Für die Flucht nach Deutschland muss Shemsedin lange Zeit gespart haben, denn die Reise kosteten ihn 2000 €. „Zwei Tausend?“ Jedes Mal, wenn mir Flüchtlinge von den Kosten erzählen, kann ich es oft nicht fassen. Ich schüttele mit dem Kopf. Dass sich Reiseunternehmen an Flüchtlingen eine goldene Nase verdienen, macht mich wütend.

„Mir auch“ bestätigt Gjogaj, was in diesem Kontext heißt, dass er auch so viel bezahlen musste. Die beiden erklären mir die Route nach Deutschland und ich beginne erneut zu verstehen, wie gefährlich, unsicher und kompliziert solch ein Unterfangen ist.

Nun wende ich mich Gjogaj, ausgesprochen „Dschjogai“, zu. Acht Jahre arbeitete er als Facharbeiter für Entsorgungstechnik, landläufig auch als Müllmann bezeichnet. Die Arbeit wäre für ihn persönlich sehr herausfordernd und mit 150 € pro Monat äußerst schlecht bezahlt, so Gjogaj.

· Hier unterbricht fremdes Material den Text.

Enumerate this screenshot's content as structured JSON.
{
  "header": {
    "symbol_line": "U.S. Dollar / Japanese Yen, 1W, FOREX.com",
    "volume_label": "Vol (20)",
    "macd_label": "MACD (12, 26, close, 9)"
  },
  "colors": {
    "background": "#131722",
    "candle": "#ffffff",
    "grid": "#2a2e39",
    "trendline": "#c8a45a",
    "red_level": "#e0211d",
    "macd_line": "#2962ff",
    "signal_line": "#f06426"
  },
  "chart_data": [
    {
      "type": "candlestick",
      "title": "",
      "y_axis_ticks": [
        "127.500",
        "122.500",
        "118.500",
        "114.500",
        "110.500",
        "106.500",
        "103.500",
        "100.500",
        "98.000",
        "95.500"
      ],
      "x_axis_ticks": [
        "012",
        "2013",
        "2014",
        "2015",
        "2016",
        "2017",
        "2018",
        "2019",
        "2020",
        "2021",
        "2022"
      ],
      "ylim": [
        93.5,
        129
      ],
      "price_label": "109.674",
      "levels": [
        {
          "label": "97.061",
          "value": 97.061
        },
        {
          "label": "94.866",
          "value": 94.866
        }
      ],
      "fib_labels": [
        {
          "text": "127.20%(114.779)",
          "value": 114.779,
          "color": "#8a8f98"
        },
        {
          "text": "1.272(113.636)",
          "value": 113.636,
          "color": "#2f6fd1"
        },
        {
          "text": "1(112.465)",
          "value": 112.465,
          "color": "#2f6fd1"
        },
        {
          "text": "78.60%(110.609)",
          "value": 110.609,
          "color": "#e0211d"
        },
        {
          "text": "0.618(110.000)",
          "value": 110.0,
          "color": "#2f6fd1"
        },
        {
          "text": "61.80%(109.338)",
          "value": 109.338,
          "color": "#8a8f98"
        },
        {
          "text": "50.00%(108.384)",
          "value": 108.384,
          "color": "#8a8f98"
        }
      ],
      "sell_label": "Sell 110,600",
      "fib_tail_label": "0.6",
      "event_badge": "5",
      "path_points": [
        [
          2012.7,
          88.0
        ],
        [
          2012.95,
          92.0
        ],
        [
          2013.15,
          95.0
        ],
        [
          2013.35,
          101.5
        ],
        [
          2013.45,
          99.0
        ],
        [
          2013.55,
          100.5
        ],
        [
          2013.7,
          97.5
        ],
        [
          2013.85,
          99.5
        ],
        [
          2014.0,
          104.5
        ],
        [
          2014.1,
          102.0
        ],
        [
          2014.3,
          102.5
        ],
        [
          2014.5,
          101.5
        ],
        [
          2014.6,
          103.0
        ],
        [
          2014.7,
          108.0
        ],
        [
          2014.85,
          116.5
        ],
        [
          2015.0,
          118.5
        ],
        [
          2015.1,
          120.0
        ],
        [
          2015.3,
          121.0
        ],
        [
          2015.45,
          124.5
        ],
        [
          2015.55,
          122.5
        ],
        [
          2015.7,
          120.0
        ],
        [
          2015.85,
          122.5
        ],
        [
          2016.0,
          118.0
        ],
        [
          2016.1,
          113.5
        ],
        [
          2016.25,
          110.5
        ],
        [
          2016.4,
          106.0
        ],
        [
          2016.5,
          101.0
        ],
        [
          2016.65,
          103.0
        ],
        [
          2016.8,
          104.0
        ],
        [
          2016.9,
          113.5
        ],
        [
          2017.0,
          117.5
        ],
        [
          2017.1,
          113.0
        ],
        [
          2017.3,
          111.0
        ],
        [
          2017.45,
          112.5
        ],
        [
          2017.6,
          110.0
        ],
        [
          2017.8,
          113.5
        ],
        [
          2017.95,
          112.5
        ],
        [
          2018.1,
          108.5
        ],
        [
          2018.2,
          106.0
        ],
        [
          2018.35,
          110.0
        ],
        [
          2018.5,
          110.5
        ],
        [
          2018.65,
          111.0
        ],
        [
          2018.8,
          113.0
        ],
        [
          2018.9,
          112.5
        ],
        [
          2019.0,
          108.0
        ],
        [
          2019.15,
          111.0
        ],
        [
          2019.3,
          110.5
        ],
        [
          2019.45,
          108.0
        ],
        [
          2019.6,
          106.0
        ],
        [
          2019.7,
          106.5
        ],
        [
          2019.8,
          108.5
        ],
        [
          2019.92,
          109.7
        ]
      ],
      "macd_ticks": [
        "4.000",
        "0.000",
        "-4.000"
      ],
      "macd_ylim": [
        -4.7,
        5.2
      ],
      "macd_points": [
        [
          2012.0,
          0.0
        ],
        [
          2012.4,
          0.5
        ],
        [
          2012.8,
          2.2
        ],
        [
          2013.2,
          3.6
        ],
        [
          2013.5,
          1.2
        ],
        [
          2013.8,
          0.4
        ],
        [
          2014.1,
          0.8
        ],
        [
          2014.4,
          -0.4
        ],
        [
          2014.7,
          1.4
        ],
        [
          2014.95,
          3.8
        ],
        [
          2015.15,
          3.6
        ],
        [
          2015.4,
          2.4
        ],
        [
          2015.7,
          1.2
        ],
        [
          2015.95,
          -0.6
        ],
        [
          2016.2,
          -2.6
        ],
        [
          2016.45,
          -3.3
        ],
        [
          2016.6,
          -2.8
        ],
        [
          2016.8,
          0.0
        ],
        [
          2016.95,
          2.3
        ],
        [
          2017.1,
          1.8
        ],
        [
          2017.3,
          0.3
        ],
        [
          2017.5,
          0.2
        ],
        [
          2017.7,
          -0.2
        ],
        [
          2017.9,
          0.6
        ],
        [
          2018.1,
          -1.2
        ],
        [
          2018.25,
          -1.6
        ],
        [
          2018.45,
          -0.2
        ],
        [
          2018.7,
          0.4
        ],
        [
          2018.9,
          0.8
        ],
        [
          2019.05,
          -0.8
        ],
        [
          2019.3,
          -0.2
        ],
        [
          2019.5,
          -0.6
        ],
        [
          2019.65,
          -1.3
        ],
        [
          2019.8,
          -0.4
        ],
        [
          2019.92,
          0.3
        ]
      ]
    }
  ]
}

Die Beiden wissen ganz genau, dass ihre Chancen auf Asyl in Deutschland bei Null sind. Doch die Verzweiflung hatte sie gezwungen, zu fliehen. „In Kosovo alles schlecht“. Ich kann sie verstehen und würde sicher genauso handeln.

~

An Tagen wie diesen wird mir erneut der Kontrast bewusst, den auch ich vor der Landeserstaufnahmestelle für Flüchtlinge verkörpere. Locker stehe ich da mit meinen Dickies-Hosen, teuren Vans-Schuhen und dem iPhone 6 in der Tasche. Habe Familie, Freunde und Arbeit - und kann mich manchmal nicht entscheiden, ob ich nach Feierabend einen Film gucken oder doch lieber gemütlich in der warmen Wohnung mit einer heißen Schokolade in der Hand Fotobände schmökern soll.

Und dann stehen vor mir Shemsedin und Gjogaj, die gar nichts mehr haben. Die seit Jahren kämpfen, resignieren sich dann entschließen, alles - auch Beziehungen - aufzugeben, um in der Hoffnung auf ein besseres Leben nach Deutschland fliehen.

Wie - ich entschuldige mich für meine Wortwahl - scheiße ungerecht ist diese Welt?

Shemsedin und Gjogaj, seid willkommen in Deutschland. Möge Euch der Aufenthalt, und sei er noch so kurz, Kraft und innere Stärke geben, den Kampf gegen die Armut zuhause erneut aufzunehmen. Friede mit Euch. Friede und ein gutes Leben. Das wünsche ich Euch von Herzen.